Por supuesto, hay que llevar el cuerpo de Stalin a Moscú para que todos vengan a despedirse. Para tratar de neutralizar a Khrushchev, Beria confabula para que sea este quien planifica el sepelio y comienzan todas las intrigas para ver quién se queda con el “trono”. Esto incluye cerrar las carreteras e impedir el acceso a la ciudad por parte de Beria, para que el entierro sea un fracaso atribuido a Khrushchev. Pero Khrushchev ordena que los trenes corran y eso trae millares de plañideros al sepelio. En la marcha para entrar a donde yace el cuerpo, la gente se apiña: la NKVD dispara contra los marchantes y matan 1500 personas. Era parte del plan de Khrushchev para que la popularidad de Beria se fuese al fondo. Buscando puntos políticos, Beria ha levantado las objeciones estalinistas a los religiosos y permite que los sacerdotes de la iglesia ortodoxa rusa asistan al sepelio. Son cosas que se ha copiado de las reformas “liberales” que Khrushchev ha dicho que quiere implantar.
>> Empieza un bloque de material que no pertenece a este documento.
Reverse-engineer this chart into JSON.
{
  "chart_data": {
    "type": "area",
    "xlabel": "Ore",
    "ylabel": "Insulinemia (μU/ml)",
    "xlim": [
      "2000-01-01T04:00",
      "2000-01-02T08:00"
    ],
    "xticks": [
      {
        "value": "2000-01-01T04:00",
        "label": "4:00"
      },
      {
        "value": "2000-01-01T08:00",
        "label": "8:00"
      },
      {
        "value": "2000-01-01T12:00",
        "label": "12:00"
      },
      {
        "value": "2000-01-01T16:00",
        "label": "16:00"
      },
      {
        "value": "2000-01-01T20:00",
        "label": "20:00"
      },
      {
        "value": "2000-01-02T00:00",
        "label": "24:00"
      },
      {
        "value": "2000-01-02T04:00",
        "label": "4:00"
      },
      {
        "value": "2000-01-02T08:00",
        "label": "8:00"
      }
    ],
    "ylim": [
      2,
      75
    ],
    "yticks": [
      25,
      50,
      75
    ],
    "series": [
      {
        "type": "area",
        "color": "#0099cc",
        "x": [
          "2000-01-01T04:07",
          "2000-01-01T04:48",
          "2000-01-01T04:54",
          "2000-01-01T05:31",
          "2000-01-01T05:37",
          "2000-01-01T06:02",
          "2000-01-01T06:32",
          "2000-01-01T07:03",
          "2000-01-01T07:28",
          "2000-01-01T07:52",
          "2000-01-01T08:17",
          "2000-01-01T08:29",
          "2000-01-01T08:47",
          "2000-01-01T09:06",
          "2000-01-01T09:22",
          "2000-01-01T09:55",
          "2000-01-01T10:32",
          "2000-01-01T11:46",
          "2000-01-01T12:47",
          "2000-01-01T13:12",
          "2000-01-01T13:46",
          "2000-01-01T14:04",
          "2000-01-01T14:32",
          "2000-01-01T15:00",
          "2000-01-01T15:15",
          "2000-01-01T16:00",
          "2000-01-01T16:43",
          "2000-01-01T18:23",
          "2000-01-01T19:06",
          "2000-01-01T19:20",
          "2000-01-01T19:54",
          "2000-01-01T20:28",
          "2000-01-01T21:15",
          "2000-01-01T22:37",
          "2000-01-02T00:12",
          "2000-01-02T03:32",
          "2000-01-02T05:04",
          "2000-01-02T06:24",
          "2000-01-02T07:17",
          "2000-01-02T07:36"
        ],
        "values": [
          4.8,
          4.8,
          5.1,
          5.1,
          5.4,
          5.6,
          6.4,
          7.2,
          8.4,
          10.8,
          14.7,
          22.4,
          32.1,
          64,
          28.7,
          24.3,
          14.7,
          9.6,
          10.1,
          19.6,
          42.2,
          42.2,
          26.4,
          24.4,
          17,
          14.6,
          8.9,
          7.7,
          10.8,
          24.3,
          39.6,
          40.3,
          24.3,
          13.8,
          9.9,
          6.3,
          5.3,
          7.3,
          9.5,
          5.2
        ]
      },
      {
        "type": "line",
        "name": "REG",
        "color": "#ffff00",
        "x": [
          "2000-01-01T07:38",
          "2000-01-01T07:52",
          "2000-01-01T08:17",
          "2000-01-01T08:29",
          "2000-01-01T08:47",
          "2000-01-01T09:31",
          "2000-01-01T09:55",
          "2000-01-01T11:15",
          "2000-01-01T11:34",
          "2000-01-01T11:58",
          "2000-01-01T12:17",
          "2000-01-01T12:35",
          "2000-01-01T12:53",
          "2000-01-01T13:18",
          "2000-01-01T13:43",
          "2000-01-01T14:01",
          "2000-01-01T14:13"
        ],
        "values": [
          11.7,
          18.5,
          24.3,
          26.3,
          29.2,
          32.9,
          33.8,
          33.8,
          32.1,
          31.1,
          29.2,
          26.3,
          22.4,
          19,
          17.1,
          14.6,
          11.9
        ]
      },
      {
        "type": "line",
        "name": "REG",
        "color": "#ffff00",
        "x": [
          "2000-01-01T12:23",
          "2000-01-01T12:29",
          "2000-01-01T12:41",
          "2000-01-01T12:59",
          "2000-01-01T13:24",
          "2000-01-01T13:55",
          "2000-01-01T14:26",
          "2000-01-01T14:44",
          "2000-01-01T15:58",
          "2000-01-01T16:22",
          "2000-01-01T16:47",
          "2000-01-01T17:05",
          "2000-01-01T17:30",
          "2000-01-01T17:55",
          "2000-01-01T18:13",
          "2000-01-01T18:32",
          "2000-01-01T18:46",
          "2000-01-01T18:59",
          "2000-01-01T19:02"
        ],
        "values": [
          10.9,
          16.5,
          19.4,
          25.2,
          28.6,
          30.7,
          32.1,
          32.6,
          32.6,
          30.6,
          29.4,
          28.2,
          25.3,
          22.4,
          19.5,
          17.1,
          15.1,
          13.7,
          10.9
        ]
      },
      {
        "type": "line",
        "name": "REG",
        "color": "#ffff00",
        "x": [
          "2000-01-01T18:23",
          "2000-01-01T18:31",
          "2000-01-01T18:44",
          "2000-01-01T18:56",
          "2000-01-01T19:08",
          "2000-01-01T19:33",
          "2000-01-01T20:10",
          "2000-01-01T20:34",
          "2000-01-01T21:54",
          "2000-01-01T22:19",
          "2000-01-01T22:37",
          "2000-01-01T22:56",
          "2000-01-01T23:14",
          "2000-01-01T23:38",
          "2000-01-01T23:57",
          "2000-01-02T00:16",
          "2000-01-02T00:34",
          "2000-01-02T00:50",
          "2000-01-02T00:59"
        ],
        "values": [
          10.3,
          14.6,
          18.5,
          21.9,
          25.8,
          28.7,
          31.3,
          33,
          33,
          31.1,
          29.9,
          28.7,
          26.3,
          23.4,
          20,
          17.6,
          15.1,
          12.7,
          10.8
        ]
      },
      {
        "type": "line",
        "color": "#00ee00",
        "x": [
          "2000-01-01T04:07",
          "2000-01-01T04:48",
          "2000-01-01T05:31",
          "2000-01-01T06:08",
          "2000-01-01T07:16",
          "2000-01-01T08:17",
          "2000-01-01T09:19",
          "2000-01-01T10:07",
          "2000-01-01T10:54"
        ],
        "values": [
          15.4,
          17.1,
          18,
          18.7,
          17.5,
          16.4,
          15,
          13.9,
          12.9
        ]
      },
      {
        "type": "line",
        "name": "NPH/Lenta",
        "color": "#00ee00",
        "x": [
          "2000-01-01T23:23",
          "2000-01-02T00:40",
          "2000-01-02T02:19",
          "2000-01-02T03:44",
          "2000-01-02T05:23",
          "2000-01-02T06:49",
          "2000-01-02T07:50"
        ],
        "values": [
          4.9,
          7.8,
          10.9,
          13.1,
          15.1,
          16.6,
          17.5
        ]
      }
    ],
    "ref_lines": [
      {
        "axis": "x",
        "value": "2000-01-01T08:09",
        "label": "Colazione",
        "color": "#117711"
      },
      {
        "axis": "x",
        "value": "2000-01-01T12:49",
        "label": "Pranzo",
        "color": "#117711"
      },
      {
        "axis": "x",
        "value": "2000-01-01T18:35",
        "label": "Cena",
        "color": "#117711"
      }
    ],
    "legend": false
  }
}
Durante todo este periodo de inestabilidad la NKVD va matando de forma grotesca (fuera de la pantalla) a los que aparecen en las listas de subversivos de Stalin, y lo hacen con el desparpajo que solo concede la dictadura y el totalitarismo. La violencia que se despliega es tan tremenda y arbitraria que entendemos que la exageración paródica es la única forma de trasmitirla sin que desesperemos ante los caprichos asesinos de un dictador. Por supuesto, los cargos y los juicios son chistes de mal gusto que están sustanciados por mentiras que están dispuestos a emitir los que le lamen las botas a los poderosos para su propio beneficio. Es por eso que, cuando nos reímos de estos excesos que en el filme están amplificados por el desdén a la vida y a los humanos simulado por los actores, entendemos por qué se decidió presentar estas atrocidades como farsa y parodia. Tenemos todos los días las acciones arbitrarias en contra del ambiente, de los de color, de la sexualidad, de la salud y de los pobres por un gobierno de exagerado capitalismo que mata indirectamente haciendo la gente más pobre y vulnerable y a no poder pagar por el cuido de su salud y su educación.
Los actores nos suavizan el horror que ha sido el gobierno en la dictadura comunista más grande de la historia y que hoy día se viste de oligarcas “comunistas” que esconden su dinero en Suiza y en Panamá. Las locuras físicas —parte integral de la sátira y la parodia— que usan los actores son las que se usan en occidente (a lo mejor, a escondidas, en Moscú o en el Palacio de Santa Catalina) para celebrar triunfos merecidos o el salirse con la suya. Además, en las lecturas que hacen de sus líneas nos muestran que detrás de toda esta arbitrariedad maléfica de las dictaduras hay una frivolidad asquerosa y repugnante.
Sugiero que la vean y que, si no se acuerdan de los años de Stalin, repasen un poco. De todos modos se enterarán de que las dictaduras siempre hay que rechazarlas a como dé lugar, y que hay conatos de lo que ha de venir que hay que tomar en serio. Como lo que sucedió en Hato Rey, cerca del cine que exhibe este filme, el 1 de mayo.